When searching for the right storage for your RV, there are two things that can get heavy on the wallet. First of all, not all RV storage facilities come at reasonable prices.
Secondly, you need to prep your motorhome before storage so that it won’t greet you with costly damages once the next camping season begins.
When looking around the web, you’ll likely find all kinds of tips. So today, I’ve gathered the most useful money-saving tips when it comes to storing your RV. But before we get started on that, let’s explore your storage choices.
Storage Options For RVs
Any place that offers some protection from the elements will pretty much do when it comes to storing your RV.
That said, you still want security at a reasonable price. So, what are the alternatives?
The ideal location for storing your beloved RV would, of course, be your own backyard or driveway.
Here, you can check on your motorhome any time you want, and you’ll save some money on facility fees.
That said, be aware that you will need to take some measures to protect your RV. Many owners opt for installing a carport or awning to cover their motorhome or trailer and protect it from rain damage.
But if you live in a state where you experience harsher weather conditions, it may be better to store the RV in an enclosed structure.
RVs tend to suffer wear and tear over winter (even when they are kept in off-season storage). This is because they go through wind, frost, sunshine, and rain. The elements can do significant damage.
If you have a large garage or barn, this would be ideal and save you a lot of money in the long run.
If you live in a milder state, you could park it in your driveway or side yard.

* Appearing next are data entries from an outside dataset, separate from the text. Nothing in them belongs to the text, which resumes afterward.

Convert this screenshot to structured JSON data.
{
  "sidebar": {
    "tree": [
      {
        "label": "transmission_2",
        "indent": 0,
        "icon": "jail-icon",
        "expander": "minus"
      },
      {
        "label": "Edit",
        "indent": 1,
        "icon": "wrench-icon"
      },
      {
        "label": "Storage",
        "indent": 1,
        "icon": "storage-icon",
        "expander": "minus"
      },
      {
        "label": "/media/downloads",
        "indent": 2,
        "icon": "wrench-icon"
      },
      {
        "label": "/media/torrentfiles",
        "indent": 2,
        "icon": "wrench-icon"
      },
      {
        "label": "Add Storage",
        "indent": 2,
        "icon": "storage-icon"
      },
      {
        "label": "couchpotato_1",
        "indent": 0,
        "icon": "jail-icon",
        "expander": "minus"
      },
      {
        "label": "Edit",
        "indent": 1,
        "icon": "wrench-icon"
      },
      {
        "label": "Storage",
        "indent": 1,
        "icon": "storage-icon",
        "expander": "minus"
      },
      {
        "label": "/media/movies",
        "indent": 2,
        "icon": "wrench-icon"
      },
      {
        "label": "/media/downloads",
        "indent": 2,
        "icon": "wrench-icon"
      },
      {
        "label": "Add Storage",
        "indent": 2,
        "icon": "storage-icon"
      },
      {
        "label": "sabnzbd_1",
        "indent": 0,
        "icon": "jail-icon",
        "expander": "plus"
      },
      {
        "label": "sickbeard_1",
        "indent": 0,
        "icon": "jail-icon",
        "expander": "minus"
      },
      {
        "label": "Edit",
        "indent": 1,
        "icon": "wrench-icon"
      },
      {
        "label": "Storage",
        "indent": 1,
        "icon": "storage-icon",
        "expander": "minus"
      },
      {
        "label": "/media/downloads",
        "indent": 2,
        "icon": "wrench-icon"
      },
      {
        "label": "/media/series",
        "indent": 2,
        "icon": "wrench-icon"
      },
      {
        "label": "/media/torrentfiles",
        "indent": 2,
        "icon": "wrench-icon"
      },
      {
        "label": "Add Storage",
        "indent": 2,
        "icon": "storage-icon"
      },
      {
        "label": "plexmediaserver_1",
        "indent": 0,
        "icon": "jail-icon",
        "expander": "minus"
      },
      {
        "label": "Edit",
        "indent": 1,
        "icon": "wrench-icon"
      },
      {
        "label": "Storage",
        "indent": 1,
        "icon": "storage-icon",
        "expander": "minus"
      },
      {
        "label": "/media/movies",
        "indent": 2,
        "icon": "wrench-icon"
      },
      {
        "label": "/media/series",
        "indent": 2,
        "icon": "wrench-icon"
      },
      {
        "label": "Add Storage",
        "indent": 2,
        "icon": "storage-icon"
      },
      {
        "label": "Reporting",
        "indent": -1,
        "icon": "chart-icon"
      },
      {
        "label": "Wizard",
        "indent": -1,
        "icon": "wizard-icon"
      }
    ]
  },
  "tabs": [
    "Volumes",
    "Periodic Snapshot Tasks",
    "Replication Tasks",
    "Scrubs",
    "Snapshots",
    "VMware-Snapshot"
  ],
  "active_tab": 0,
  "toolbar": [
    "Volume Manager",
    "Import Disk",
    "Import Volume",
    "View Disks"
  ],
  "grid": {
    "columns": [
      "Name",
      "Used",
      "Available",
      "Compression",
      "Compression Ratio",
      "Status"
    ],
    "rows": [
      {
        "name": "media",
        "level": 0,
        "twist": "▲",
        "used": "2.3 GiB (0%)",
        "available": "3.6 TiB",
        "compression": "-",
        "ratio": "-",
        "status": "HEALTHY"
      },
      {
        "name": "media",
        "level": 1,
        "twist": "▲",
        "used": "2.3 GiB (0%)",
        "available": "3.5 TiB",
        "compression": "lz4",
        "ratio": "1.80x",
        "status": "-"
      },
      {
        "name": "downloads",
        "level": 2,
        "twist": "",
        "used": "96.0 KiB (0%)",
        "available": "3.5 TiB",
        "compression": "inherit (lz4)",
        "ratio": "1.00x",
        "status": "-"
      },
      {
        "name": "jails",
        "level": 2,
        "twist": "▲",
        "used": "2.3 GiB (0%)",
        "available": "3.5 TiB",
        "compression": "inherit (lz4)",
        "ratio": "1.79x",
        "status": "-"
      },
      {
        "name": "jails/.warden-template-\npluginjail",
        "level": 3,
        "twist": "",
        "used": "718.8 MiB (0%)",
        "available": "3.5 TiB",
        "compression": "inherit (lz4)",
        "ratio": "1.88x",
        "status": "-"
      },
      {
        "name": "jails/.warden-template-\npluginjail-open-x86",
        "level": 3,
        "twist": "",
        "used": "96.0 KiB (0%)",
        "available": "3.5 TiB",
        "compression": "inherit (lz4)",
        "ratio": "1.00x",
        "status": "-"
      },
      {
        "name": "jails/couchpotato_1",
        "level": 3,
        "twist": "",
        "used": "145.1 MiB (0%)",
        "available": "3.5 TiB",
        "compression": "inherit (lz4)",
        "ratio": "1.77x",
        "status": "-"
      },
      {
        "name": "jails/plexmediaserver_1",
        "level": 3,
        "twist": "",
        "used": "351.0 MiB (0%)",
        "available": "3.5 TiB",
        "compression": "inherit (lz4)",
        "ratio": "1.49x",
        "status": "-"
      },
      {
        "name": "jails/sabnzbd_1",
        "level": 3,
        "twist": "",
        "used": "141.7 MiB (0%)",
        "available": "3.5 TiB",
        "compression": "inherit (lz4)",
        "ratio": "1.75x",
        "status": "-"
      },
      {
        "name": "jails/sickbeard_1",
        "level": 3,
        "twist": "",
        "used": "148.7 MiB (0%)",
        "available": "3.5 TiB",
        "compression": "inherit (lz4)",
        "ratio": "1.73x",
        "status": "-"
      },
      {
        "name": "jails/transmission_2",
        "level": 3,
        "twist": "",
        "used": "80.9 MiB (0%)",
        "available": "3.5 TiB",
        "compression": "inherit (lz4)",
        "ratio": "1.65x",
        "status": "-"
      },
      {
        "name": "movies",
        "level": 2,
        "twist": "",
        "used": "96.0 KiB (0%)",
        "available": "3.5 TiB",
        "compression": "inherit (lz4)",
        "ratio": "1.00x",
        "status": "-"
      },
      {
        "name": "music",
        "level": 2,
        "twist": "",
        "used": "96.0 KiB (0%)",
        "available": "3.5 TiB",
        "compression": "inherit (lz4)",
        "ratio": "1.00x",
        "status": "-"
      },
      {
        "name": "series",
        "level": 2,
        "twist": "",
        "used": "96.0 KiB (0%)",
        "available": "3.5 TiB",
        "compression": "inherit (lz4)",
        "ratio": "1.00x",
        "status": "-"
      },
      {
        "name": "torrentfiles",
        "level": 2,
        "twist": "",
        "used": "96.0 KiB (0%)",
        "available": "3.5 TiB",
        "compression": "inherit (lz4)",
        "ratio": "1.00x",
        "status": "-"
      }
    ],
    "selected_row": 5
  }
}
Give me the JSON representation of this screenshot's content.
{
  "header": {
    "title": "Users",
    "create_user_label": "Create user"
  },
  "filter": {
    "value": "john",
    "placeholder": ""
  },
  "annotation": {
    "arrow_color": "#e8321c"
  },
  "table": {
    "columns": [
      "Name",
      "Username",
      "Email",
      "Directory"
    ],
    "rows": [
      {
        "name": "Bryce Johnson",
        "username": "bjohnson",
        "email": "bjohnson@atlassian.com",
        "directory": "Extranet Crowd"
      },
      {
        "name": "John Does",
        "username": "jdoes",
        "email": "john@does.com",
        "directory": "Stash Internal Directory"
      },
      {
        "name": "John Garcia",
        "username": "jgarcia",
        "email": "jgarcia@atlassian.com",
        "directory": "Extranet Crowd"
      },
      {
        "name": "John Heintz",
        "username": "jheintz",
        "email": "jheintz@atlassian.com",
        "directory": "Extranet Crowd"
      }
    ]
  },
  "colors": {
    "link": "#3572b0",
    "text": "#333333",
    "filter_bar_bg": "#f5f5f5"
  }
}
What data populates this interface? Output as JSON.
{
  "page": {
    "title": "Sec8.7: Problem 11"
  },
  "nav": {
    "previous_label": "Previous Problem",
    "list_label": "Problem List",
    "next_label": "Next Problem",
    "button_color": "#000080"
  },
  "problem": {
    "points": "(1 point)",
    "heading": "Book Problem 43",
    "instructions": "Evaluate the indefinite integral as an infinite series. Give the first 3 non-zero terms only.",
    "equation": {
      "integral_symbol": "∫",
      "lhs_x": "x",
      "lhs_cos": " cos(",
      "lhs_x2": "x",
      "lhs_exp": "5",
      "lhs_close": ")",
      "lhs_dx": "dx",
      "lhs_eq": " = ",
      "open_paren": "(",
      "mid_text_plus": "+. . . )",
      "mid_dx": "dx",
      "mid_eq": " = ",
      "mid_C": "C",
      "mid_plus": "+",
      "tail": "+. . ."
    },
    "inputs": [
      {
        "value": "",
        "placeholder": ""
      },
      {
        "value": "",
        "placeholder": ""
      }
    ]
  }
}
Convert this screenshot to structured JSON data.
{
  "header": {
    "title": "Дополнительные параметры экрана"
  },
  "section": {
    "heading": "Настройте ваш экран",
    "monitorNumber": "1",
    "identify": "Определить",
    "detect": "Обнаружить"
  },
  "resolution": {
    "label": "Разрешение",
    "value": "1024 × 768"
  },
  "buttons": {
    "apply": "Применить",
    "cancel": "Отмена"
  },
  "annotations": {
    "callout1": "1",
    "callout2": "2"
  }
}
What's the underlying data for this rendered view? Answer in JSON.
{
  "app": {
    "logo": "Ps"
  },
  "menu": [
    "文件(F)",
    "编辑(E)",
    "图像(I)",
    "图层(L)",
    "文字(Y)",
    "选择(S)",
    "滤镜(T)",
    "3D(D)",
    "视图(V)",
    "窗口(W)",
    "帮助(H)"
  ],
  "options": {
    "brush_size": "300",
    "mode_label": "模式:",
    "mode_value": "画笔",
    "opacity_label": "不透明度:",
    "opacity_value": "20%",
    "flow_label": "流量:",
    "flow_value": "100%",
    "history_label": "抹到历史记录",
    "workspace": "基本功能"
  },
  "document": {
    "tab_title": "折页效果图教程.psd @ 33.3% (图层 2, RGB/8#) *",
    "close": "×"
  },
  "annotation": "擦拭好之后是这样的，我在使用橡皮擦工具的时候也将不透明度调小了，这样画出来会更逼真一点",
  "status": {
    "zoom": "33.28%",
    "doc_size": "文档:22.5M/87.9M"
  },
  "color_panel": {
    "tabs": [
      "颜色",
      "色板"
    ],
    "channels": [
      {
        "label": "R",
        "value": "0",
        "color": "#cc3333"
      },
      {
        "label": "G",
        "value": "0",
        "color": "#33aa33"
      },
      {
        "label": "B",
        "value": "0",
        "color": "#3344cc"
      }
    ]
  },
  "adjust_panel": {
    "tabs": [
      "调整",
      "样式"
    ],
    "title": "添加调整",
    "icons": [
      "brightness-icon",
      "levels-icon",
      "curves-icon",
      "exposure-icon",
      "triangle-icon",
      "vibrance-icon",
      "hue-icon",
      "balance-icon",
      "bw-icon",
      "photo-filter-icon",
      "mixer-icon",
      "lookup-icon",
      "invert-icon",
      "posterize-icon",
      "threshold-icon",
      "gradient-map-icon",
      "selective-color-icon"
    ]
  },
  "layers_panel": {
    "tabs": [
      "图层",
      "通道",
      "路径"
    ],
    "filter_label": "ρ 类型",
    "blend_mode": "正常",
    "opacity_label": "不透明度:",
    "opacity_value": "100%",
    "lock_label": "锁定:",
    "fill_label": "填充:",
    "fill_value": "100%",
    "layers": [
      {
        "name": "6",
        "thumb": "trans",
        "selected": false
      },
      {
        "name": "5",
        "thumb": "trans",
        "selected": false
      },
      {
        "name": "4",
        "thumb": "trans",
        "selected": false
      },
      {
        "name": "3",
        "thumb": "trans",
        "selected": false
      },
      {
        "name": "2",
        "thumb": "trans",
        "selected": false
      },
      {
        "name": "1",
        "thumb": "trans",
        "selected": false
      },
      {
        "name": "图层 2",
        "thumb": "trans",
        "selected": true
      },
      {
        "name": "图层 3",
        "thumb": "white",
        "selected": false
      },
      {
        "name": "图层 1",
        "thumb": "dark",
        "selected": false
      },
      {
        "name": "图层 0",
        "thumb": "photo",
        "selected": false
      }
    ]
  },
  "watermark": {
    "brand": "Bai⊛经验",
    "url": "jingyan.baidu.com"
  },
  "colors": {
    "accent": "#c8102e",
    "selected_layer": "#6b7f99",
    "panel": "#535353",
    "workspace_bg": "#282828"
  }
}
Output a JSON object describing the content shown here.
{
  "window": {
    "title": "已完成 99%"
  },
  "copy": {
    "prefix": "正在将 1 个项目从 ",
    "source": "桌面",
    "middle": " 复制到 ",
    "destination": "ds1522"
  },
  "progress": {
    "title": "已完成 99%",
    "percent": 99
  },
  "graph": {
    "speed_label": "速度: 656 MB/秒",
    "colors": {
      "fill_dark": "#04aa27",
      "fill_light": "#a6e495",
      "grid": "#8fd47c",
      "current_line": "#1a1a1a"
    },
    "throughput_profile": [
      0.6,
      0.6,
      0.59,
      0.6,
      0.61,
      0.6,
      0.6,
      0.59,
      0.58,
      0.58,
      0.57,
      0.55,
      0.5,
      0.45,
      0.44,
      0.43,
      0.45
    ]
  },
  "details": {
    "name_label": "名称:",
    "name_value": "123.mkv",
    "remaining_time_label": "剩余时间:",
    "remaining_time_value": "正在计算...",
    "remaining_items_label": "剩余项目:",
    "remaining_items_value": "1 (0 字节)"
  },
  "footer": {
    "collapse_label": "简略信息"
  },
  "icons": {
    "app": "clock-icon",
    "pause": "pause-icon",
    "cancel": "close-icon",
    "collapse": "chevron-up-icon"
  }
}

However, make sure you check with your local municipality legislation, it could be that they have some storage restrictions.
Even though these are usually only enforced when a neighbor complains, it’s a good idea to take note of all their regulations and boundaries. Then make sure you follow it, to avoid annoying a neighbor and incurring a fine.
Some communities are members of the Homeowner Association (HOA). I can’t speak for all, but from what I’ve heard and learned, most allow you to park your RV as long as it can’t be seen from the street.
RV Facility Storage
If you are like most RV owners and don’t have enough space to park your RV at home, an outside facility is your only real choice.
The best thing to do, if you want to save money, is to call around to different facilities, ideally those located nearby.
A pro tip would be to find those that are closer to a highway or an interstate. RV storage facilities located in larger cities or towns are usually more pricey than those in rural areas.
In saying this, don’t just opt for the cheapest location and settle with that. Look for useful extras, such as video surveillance, security gates, and covered parking options.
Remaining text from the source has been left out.